Lea Desandre et William Christie © Vincent Arbelet

Plus qu’ailleurs chez Haendel, l’orchestre joue ici un rôle de premier plan. Dans les danses, interludes et postludes, toujours parfaitement intégrés à l’action, l’orchestre Les Arts Florissants est le liant qui assure l’unité du spectacle. Dans un ensemble de cordes d’une homogénéité sans faille, le violon et le violoncelle solos faisaient admirer la belle sonorité de leur instrument. Les vents n’étaient pas en reste avec de belles parties de flûte, de hautbois et de basson solistes. Les cors naturels contribuaient activement à créer une ambiance pastorale dans l’acte I. Les trompettes naturelles donnaient à la scène finale tout son panache. Le continuo (un violoncelle, une basse d’archet, le clavecin et le théorbe) apportait son soutien harmonique au récitatif sec. On appréciait aussi quelques beaux moments de complicité entre le théorbiste et Lea Desandre.
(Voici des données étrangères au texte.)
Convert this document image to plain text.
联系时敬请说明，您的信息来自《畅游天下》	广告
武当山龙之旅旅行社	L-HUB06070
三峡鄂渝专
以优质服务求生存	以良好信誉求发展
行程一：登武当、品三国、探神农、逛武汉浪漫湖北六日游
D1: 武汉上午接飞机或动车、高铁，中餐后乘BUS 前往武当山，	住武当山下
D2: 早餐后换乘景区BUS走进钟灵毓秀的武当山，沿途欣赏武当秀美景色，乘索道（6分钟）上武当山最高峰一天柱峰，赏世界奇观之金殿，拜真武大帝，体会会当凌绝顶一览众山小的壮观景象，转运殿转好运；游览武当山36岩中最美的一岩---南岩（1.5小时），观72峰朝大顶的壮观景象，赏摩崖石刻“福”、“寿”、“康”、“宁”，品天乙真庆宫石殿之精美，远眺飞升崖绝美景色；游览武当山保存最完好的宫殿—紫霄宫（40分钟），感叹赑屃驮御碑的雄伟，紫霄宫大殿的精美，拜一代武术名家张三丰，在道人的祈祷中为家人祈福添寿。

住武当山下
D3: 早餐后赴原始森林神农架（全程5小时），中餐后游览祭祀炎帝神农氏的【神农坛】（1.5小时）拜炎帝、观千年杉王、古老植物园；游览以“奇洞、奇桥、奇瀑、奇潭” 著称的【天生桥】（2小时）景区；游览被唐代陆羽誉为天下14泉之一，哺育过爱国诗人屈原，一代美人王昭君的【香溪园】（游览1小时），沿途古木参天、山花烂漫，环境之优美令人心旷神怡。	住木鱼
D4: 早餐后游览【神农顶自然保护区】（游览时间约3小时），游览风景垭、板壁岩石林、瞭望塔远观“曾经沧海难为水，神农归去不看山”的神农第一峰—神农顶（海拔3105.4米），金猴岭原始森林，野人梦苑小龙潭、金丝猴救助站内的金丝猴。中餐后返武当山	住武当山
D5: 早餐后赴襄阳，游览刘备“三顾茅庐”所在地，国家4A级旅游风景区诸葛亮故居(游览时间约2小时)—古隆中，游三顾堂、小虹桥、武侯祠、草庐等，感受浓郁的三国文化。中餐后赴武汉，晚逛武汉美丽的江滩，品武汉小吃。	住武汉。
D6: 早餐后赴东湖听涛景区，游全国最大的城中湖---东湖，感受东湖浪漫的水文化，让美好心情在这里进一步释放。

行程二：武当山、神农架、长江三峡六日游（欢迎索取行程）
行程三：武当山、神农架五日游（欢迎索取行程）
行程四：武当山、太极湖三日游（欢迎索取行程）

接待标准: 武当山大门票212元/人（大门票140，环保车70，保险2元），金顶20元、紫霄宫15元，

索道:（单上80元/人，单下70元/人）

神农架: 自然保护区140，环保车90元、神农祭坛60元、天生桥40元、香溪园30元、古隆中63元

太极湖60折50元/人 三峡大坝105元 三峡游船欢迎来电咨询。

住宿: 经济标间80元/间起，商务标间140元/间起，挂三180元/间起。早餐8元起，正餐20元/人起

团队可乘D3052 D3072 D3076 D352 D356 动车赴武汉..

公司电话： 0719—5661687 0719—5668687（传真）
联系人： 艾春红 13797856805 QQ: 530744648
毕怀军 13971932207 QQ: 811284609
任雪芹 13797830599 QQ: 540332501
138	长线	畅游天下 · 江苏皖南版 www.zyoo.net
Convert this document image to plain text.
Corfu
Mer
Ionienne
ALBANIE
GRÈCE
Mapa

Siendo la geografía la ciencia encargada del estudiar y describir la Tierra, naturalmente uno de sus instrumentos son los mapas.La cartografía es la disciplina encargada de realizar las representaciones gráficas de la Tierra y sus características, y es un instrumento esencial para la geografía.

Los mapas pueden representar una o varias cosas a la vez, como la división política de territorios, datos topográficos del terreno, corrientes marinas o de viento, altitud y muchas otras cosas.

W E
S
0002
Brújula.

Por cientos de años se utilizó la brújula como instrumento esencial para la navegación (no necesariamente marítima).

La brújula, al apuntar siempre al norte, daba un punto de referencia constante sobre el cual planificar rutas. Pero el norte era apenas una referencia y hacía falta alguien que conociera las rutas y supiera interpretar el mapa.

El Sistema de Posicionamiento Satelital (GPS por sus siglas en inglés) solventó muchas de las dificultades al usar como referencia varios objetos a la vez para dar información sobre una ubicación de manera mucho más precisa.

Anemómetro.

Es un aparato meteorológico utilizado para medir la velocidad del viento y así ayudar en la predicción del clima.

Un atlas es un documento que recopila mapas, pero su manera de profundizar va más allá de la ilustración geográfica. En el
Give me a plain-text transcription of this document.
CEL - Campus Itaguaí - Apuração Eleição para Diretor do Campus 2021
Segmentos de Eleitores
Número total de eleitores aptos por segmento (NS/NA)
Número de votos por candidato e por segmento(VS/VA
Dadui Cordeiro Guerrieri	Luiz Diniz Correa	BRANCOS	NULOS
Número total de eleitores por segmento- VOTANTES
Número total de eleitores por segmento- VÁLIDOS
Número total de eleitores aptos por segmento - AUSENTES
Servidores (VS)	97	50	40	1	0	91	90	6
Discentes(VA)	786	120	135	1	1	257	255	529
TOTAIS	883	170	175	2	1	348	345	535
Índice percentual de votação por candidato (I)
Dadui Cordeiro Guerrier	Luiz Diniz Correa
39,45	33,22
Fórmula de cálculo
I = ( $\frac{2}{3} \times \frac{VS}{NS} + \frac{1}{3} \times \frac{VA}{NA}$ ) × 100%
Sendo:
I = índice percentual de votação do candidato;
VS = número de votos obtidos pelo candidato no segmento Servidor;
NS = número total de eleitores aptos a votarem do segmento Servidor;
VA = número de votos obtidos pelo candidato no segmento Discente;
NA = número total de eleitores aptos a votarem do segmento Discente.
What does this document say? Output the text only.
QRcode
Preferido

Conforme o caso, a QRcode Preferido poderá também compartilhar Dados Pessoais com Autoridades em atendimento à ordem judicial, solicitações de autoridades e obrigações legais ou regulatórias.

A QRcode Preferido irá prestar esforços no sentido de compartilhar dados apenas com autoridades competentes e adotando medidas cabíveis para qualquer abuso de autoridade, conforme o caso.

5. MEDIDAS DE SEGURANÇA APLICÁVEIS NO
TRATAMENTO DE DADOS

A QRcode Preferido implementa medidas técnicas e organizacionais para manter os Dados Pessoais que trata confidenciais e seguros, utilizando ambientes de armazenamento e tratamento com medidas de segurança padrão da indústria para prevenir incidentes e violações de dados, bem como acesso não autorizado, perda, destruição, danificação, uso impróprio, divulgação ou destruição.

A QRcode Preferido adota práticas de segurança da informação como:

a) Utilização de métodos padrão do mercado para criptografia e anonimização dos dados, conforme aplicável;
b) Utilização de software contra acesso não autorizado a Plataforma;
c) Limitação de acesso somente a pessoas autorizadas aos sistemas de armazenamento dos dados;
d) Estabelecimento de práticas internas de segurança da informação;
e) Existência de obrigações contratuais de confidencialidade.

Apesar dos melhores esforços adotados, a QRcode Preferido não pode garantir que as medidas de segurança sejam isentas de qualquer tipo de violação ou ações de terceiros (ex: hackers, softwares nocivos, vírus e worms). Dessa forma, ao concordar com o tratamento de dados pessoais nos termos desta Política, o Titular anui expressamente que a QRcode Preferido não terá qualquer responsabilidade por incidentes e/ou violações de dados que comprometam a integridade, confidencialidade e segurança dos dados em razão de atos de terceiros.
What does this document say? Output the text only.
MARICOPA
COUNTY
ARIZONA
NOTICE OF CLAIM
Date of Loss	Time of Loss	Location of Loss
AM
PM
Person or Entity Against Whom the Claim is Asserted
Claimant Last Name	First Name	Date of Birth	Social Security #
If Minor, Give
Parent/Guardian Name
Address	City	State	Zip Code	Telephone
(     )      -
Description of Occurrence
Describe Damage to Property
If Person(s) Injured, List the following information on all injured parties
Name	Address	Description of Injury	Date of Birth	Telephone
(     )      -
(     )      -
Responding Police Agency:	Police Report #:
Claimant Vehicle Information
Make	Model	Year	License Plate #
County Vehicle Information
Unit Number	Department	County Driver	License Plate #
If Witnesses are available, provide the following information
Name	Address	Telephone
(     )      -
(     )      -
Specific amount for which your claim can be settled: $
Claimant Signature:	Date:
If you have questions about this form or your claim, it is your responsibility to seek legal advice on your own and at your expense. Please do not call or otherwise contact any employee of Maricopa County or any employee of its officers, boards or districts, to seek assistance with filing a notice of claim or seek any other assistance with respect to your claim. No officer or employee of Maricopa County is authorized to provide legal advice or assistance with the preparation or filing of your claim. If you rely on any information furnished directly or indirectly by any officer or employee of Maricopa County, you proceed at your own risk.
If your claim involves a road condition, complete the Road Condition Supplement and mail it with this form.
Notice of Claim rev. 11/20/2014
William Christie dirigea tout ce beau monde avec engagement et enthousiasme. En hommage à Marie Sallé, Léa Desandre se livra au cours de la fête finale à une danse. D’abord soliste brillante, elle fut rejointe par William Christie qui lui donna la réplique avec humour et élégance.

Un spectacle d’une beauté à couper le souffle et un festival de bel canto haendélien.